Sklejamy dosyć nieporadnie historie miast, narodów, kultur w byty ułomne jakimi są państwa. Ta naiwność rodzi zresztą później kompleksy. Bo nic w tej sklejance nie pasuje. Wszystko jest naciągane. Z mieszkańców Rzymu na siłę robi się Włochów, a w obywatelach państwa włoskiego widzi się Rzymian. Skomplikowany proces antropologiczny redukuje się do czytanki dla dziesięciolatków. Tymczasem Rzym jest czymś czego nie da się zwyczajnie zrozumieć lub intelektualnie ogarnąć. Ale to rodzaj intelektualnego źródła.

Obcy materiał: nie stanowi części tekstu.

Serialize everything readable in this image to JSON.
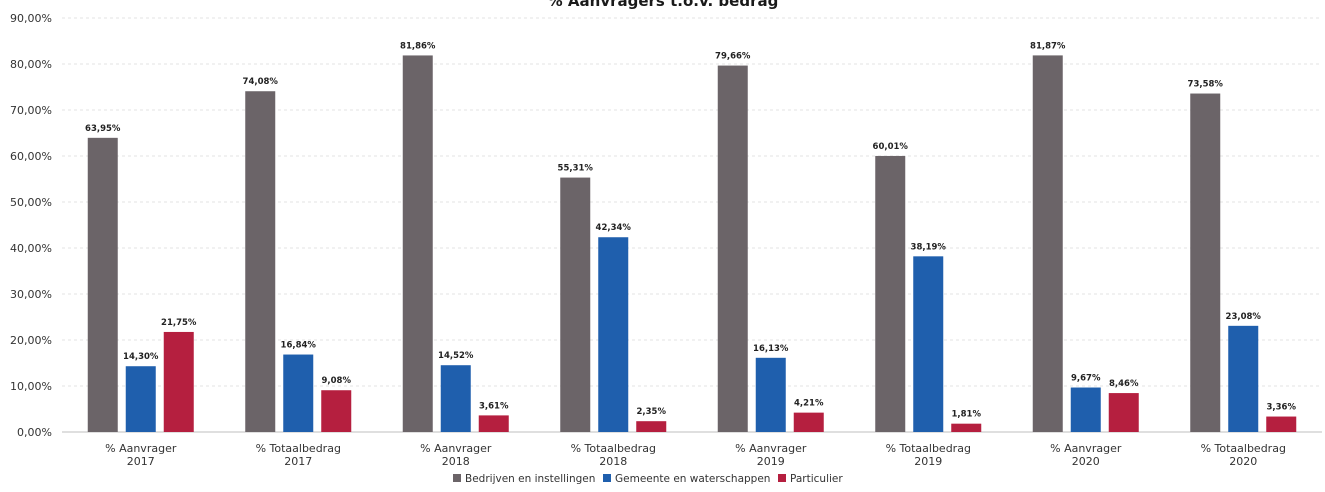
{
  "chart_data": {
    "type": "bar",
    "title": "% Aanvragers t.o.v. bedrag",
    "categories": [
      [
        "% Aanvrager",
        "2017"
      ],
      [
        "% Totaalbedrag",
        "2017"
      ],
      [
        "% Aanvrager",
        "2018"
      ],
      [
        "% Totaalbedrag",
        "2018"
      ],
      [
        "% Aanvrager",
        "2019"
      ],
      [
        "% Totaalbedrag",
        "2019"
      ],
      [
        "% Aanvrager",
        "2020"
      ],
      [
        "% Totaalbedrag",
        "2020"
      ]
    ],
    "series": [
      {
        "name": "Bedrijven en instellingen",
        "color": "#6b6468",
        "values": [
          63.95,
          74.08,
          81.86,
          55.31,
          79.66,
          60.01,
          81.87,
          73.58
        ],
        "labels": [
          "63,95%",
          "74,08%",
          "81,86%",
          "55,31%",
          "79,66%",
          "60,01%",
          "81,87%",
          "73,58%"
        ]
      },
      {
        "name": "Gemeente en waterschappen",
        "color": "#1f5fad",
        "values": [
          14.3,
          16.84,
          14.52,
          42.34,
          16.13,
          38.19,
          9.67,
          23.08
        ],
        "labels": [
          "14,30%",
          "16,84%",
          "14,52%",
          "42,34%",
          "16,13%",
          "38,19%",
          "9,67%",
          "23,08%"
        ]
      },
      {
        "name": "Particulier",
        "color": "#b51f3f",
        "values": [
          21.75,
          9.08,
          3.61,
          2.35,
          4.21,
          1.81,
          8.46,
          3.36
        ],
        "labels": [
          "21,75%",
          "9,08%",
          "3,61%",
          "2,35%",
          "4,21%",
          "1,81%",
          "8,46%",
          "3,36%"
        ]
      }
    ],
    "y_ticks": [
      {
        "value": 0,
        "label": "0,00%"
      },
      {
        "value": 10,
        "label": "10,00%"
      },
      {
        "value": 20,
        "label": "20,00%"
      },
      {
        "value": 30,
        "label": "30,00%"
      },
      {
        "value": 40,
        "label": "40,00%"
      },
      {
        "value": 50,
        "label": "50,00%"
      },
      {
        "value": 60,
        "label": "60,00%"
      },
      {
        "value": 70,
        "label": "70,00%"
      },
      {
        "value": 80,
        "label": "80,00%"
      },
      {
        "value": 90,
        "label": "90,00%"
      }
    ],
    "ylim": [
      0,
      90
    ],
    "grid": true,
    "legend_position": "bottom"
  }
}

Jednak tu nie o sam Rzym chodzi. To dotyczy każdego miejsca na ziemi, a także każdego z nas. Rzym tę zniewagę, jaką polityka i bieżąca potrzeba państwowa nam wyrządza, wyraźnie uzmysławia. Jesteśmy bowiem obywatelami konkretnego miejsca, a nie abstrakcyjnej przestrzeni. Czy to państwa, czy to ojczyzny. Organizujemy się w naród i państwo będąc niejako pod przymusem. Nigdy dobrowolnie, w naturalnym odruchu. Najczęściej zmuszeni. Albo przez władzę, albo przez wroga. Przez władzę, kiedy chce nami podbijać innych, albo przez wroga, który nas chce zniewolić.
Świat z perspektywy Rzymu jest generalnie optymistyczny. W niej wszystko płynie, wszystko się zmienia, a jednak swoiście trwa. Trwa w kulturze, która żywi się śladami przeszłości. W kulturze bowiem nic nie ginie. Wzniosłość, barbarzyństwo, praktyczność ewoluują. Są ciągłością. Wielopokoleniową sztafetą, z której my, ludzie wciąż czerpiemy inspiracje. Nawet o tym nie wiedząc. Każdy na swojej gałęzi wielkiego drzewa jakim jest kultura. Nie ta pisana przez duże „K”, ale ta rozumiana szeroko, uniwersalnie, jako dzieło myśli i rąk ludzkich.
Polska wyrasta z tego samego pnia co Rzym. To także pięknie rozwinięty, wiecznie żywy konar, który jakby wbrew organizatorom świata, tak skorych do niszczenia nas, żyje i rodzi wciąż nowe owoce. I choć nasza historia nie może się równać z historią Rzymu, to niewiele jest w Europie krajów o równie długiej historycznej kulturowej ciągłości. I tu także, tak jak w Rzymie, z ruin starego, bierze się budulec na budowle nowe. W powtarzającym się cyklu porażek i sukcesów. Z tych samych pierwiastków. Typowych tylko dla nas, Polaków. Unikalnych, a mimo to na swój sposób rzymskich.
Dlatego warto wiedzieć, że tak jak upadło Imperium Romanum, a Rzym pozostał Rzymem, tak jak upadały wszystkie kolejne imperia, tak upadnie Unia Europejska, TSUE, byty stricte papierowe, które są najmarniejszą ze wszystkich popłuczyn po Rzymie. A Polska pozostanie Polską, bo z Rzymu się wywodzi. Z tego, w którym bije także źródło nasze wiary.